(373c) Data-Driven Disentanglement of Latent variables and Effective parameters for Cellular Trajectories with Manifold Learning and Deep Learning Approaches | AIChE

(373c) Data-Driven Disentanglement of Latent variables and Effective parameters for Cellular Trajectories with Manifold Learning and Deep Learning Approaches

Authors 

Evangelou, N., Johns Hopkins University
Sroczynski, D., Princeton University
Phillip, J., Johns Hopkins University
Kevrekidis, I. G., Princeton University
We begin with sets of trajectories sampled from ordinary differential equations (ODE) for various initial conditions from various populations. We illustrate two data-driven frameworks to discover intrinsic information from the ODE system: latent variables and effective parameters. Our first approach utilizes the questionnaire Diffusion Maps metric [1-3]. Questionnaire Diffusion Maps uses an iterative approach to refine its similarity matrix, which allows us to discover latent variables and effective parameters after a few successive steps in a fully unsupervised manner.

Our second approach involves using a) output-informed Diffusion Maps [4] to discover a set of latent observables that capture the intrinsic dimensionality of the system’s response, and b) a conformal Autoencoder Neural Networks (AE) [5] to disentangle the contribution of the initial conditions from that of the parameters to the behavior of the ODE system. This second approach can be easily extended to stochastic trajectories sampled from heterogeneous populations by using a recently developed Neural-SDE approach [6].

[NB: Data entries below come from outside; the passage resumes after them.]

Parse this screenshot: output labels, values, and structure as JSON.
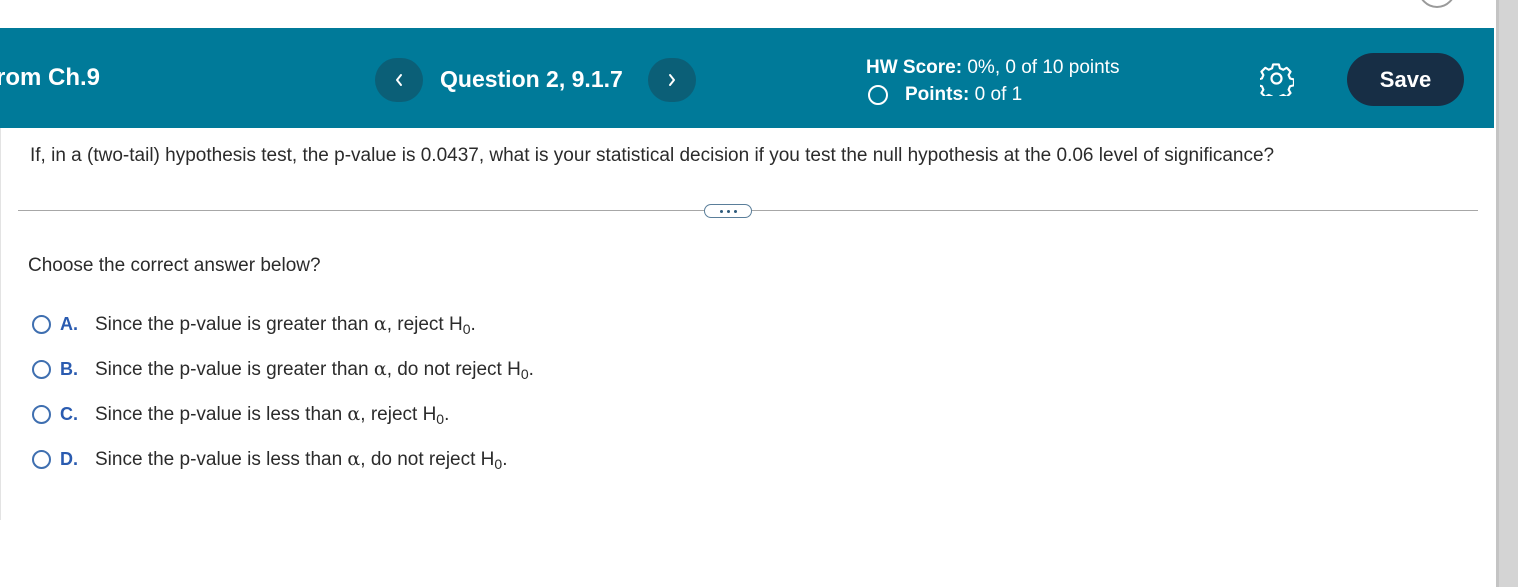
{
  "header": {
    "assignment_title": "rom Ch.9",
    "question_label": "Question 2, 9.1.7",
    "hw_score_label": "HW Score:",
    "hw_score_value": " 0%, 0 of 10 points",
    "points_label": "Points:",
    "points_value": " 0 of 1",
    "save_label": "Save",
    "prev_icon": "chevron-left-icon",
    "next_icon": "chevron-right-icon",
    "settings_icon": "gear-icon",
    "bg_color": "#007a99",
    "save_bg_color": "#172e45"
  },
  "question": {
    "text": "If, in a (two-tail) hypothesis test, the p-value is 0.0437, what is your statistical decision if you test the null hypothesis at the 0.06 level of significance?",
    "instruction": "Choose the correct answer below?",
    "options": [
      {
        "letter": "A.",
        "prefix": "Since the p-value is greater than ",
        "alpha": "α",
        "suffix": ", reject H",
        "sub": "0",
        "end": "."
      },
      {
        "letter": "B.",
        "prefix": "Since the p-value is greater than ",
        "alpha": "α",
        "suffix": ", do not reject H",
        "sub": "0",
        "end": "."
      },
      {
        "letter": "C.",
        "prefix": "Since the p-value is less than ",
        "alpha": "α",
        "suffix": ", reject H",
        "sub": "0",
        "end": "."
      },
      {
        "letter": "D.",
        "prefix": "Since the p-value is less than ",
        "alpha": "α",
        "suffix": ", do not reject H",
        "sub": "0",
        "end": "."
      }
    ]
  }
}
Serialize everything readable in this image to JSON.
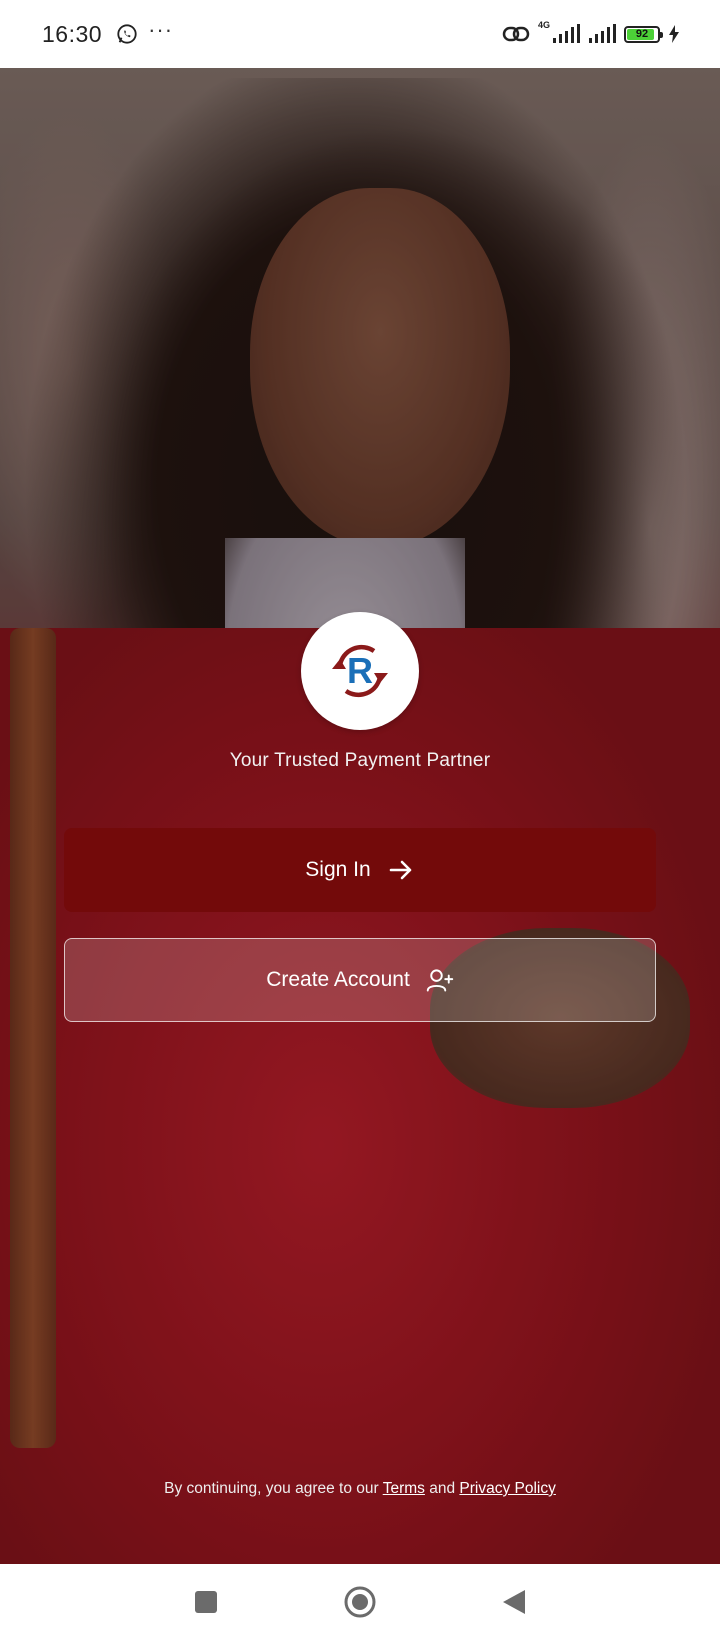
{
  "status_bar": {
    "time": "16:30",
    "notification_icons": [
      "whatsapp-icon",
      "more-dots-icon"
    ],
    "network_type": "4G",
    "battery_level": "92",
    "battery_percent": 92,
    "charging": true
  },
  "hero": {
    "tagline": "Your Trusted Payment Partner",
    "logo_letter": "R"
  },
  "buttons": {
    "sign_in_label": "Sign In",
    "create_account_label": "Create Account"
  },
  "legal": {
    "prefix": "By continuing, you agree to our",
    "terms_label": "Terms",
    "conjunction": "and",
    "privacy_label": "Privacy Policy"
  },
  "nav_bar": {
    "items": [
      "recents-button",
      "home-button",
      "back-button"
    ]
  },
  "colors": {
    "sign_in_bg": "#730a0a",
    "logo_blue": "#1a6fb8",
    "logo_red": "#8b1a1a",
    "battery_green": "#4cd137"
  }
}
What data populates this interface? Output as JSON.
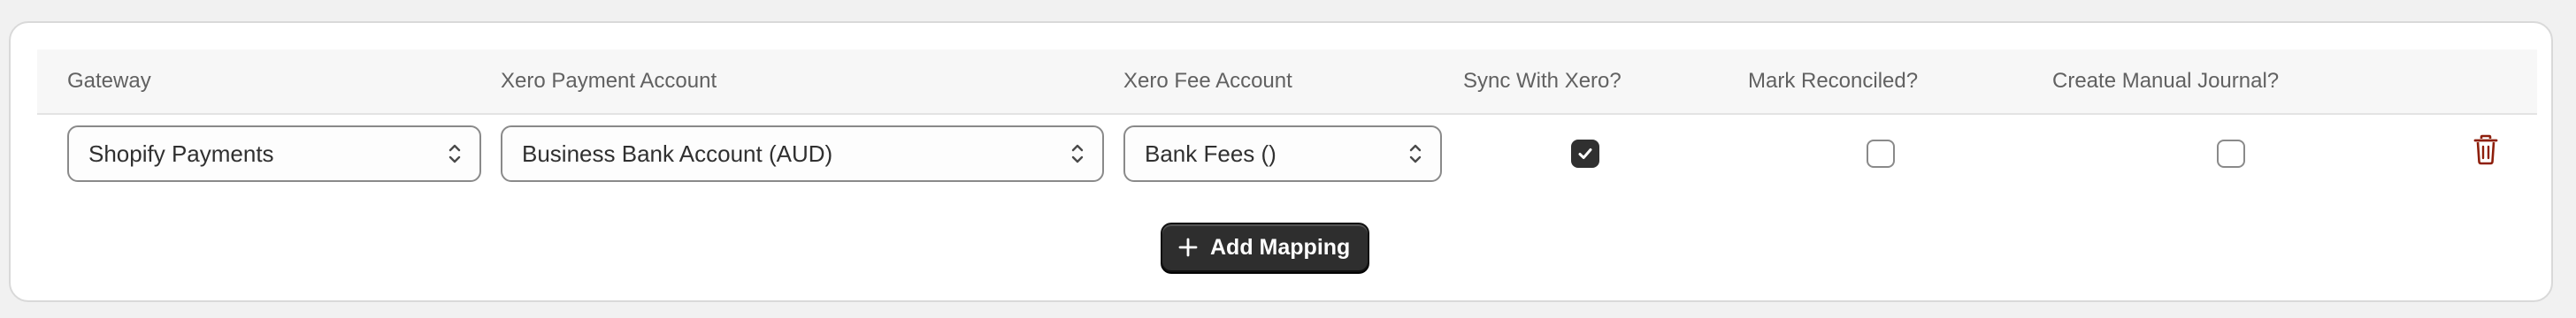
{
  "table": {
    "headers": {
      "gateway": "Gateway",
      "payment_account": "Xero Payment Account",
      "fee_account": "Xero Fee Account",
      "sync": "Sync With Xero?",
      "reconciled": "Mark Reconciled?",
      "journal": "Create Manual Journal?"
    },
    "rows": [
      {
        "gateway": "Shopify Payments",
        "payment_account": "Business Bank Account (AUD)",
        "fee_account": "Bank Fees ()",
        "sync": true,
        "reconciled": false,
        "journal": false
      }
    ]
  },
  "actions": {
    "add_mapping_label": "Add Mapping"
  },
  "icons": {
    "select_chevron": "chevron-up-down-icon",
    "delete": "trash-icon",
    "add": "plus-icon",
    "check": "checkmark-icon"
  },
  "colors": {
    "delete_icon": "#8e1f0b",
    "button_bg": "#2e2e2e",
    "checkbox_on": "#303030"
  }
}
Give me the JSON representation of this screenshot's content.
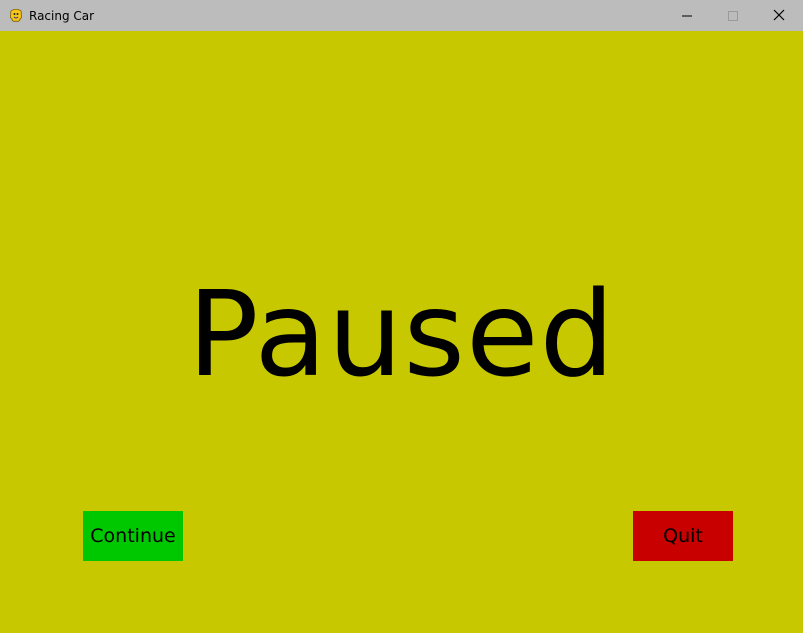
{
  "window": {
    "title": "Racing Car",
    "icon": "pygame-snake-icon",
    "controls": {
      "minimize_icon": "minimize-icon",
      "maximize_icon": "maximize-icon",
      "close_icon": "close-icon"
    }
  },
  "game": {
    "background_color": "#c8c800",
    "pause_screen": {
      "title": "Paused",
      "buttons": {
        "continue_label": "Continue",
        "continue_color": "#00c800",
        "quit_label": "Quit",
        "quit_color": "#c80000"
      }
    }
  }
}
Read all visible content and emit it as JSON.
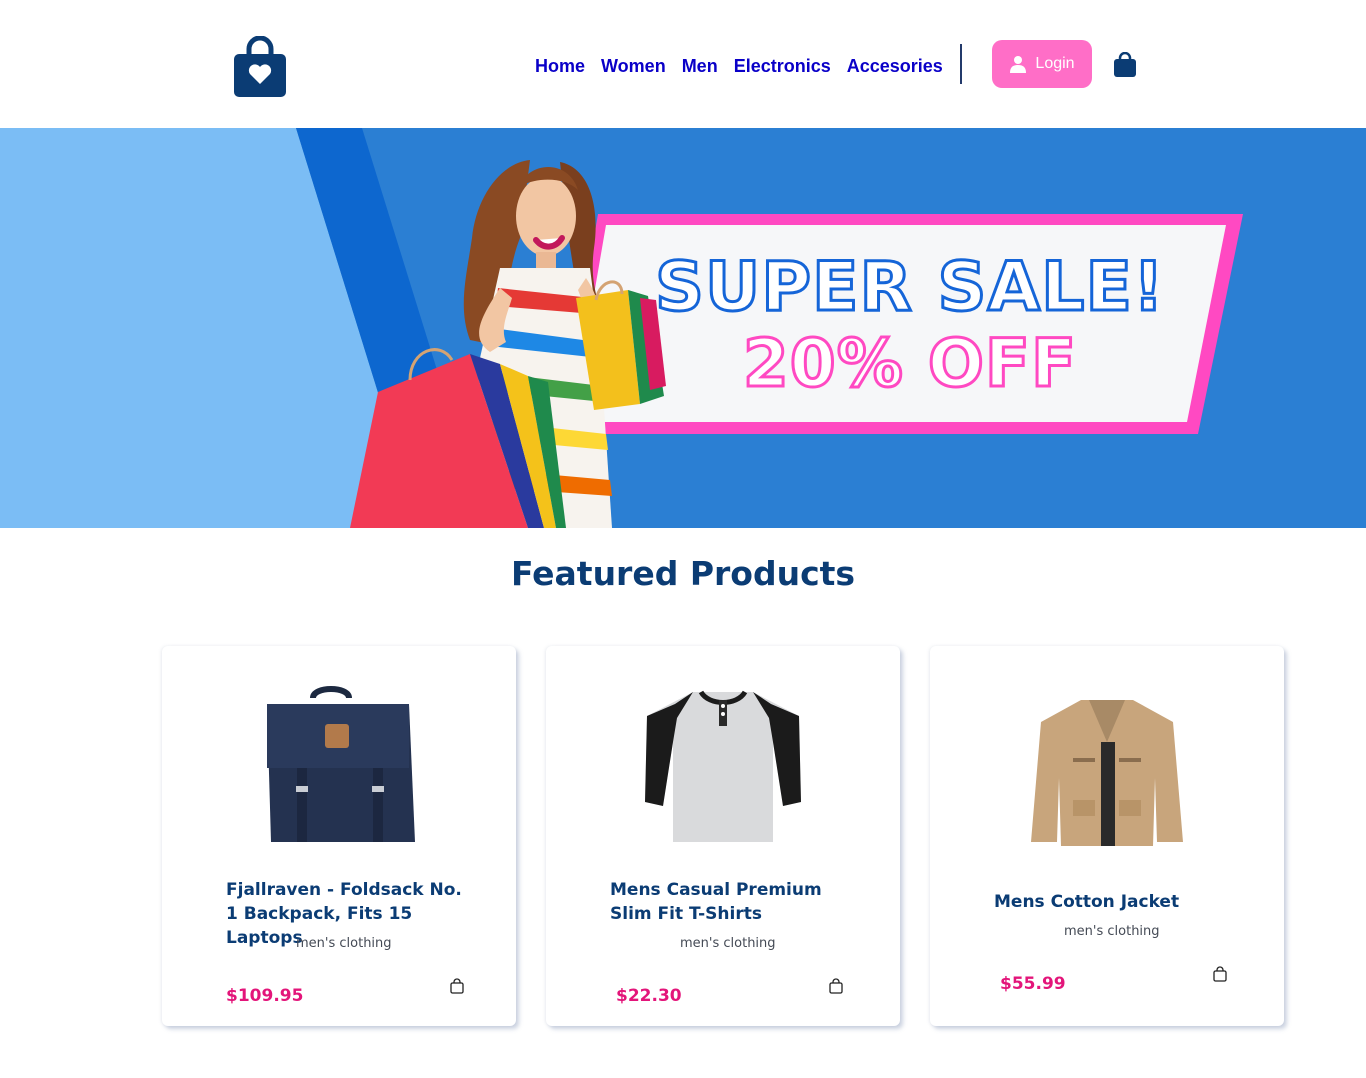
{
  "header": {
    "logo_icon": "shopping-bag-heart-icon",
    "nav": [
      "Home",
      "Women",
      "Men",
      "Electronics",
      "Accesories"
    ],
    "login_label": "Login",
    "cart_icon": "shopping-bag-icon"
  },
  "hero": {
    "line1": "SUPER SALE!",
    "line2": "20% OFF",
    "colors": {
      "light_blue": "#7bbdf5",
      "blue": "#2b7fd3",
      "dark_blue": "#1565d8",
      "pink": "#ff49c2"
    }
  },
  "featured": {
    "title": "Featured Products",
    "products": [
      {
        "title": "Fjallraven - Foldsack No. 1 Backpack, Fits 15 Laptops",
        "category": "men's clothing",
        "price": "$109.95",
        "image": "backpack"
      },
      {
        "title": "Mens Casual Premium Slim Fit T-Shirts",
        "category": "men's clothing",
        "price": "$22.30",
        "image": "t-shirt"
      },
      {
        "title": "Mens Cotton Jacket",
        "category": "men's clothing",
        "price": "$55.99",
        "image": "jacket"
      }
    ]
  },
  "colors": {
    "brand": "#0b3c74",
    "nav": "#0a00c8",
    "accent_pink": "#ff6ec7",
    "price": "#e3157a"
  }
}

We discuss the explainability of the identified data-driven observables for both cases and illustrate that our discovered data-driven observables (latent variables and effective parameters) can be physically interpretable. We consider pedagogical examples from synthetic data generated from parameter dependent ordinary differential equations that we use as a proof of concept. We illustrate the ability of our scheme to discover data-driven observables from data obtained from wearable devices. We also illustrate the ability of our scheme to identify the latent parameter given experimental cellular trajectories of dermal fibroblasts from individuals between 2 and 96 years of age [7].

[1] J.I. Ankenman, Geometry and Analysis of Dual Networks on Questionnaires, Ph.D. thesis, Yale University (2014).
[2] O. Yair, R. Talmon, R.R. Coifman, and I.G. Kevrekidis, Proc. Natl. Acad. Sci. U. S. A. 114, E7865 (2017).
[3] D.W. Sroczynski, O. Yair, R. Talmon, and I.G. Kevrekidis, Isr. J. Chem. 58, 787 (2018).

[4] Holiday, Alexander, et al. "Manifold learning for parameter reduction." Journal of computational physics 392 (2019): 419-431.

[5] Evangelou, Nikolaos, et al. "On the parameter combinations that matter and on those that do not: data-driven studies of parameter (non) identifiability." PNAS Nexus 1.4 (2022): pgac154.

[6] Dietrich, Felix, et al. "Learning effective stochastic differential equations from microscopic simulations: Linking stochastic numerics to deep learning." Chaos: An Interdisciplinary Journal of Nonlinear Science 33.2 (2023): 023121.

[7] Phillip, Jude M., et al. "Biophysical and biomolecular determination of cellular age in humans." Nature biomedical engineering 1.7 (2017): 0093.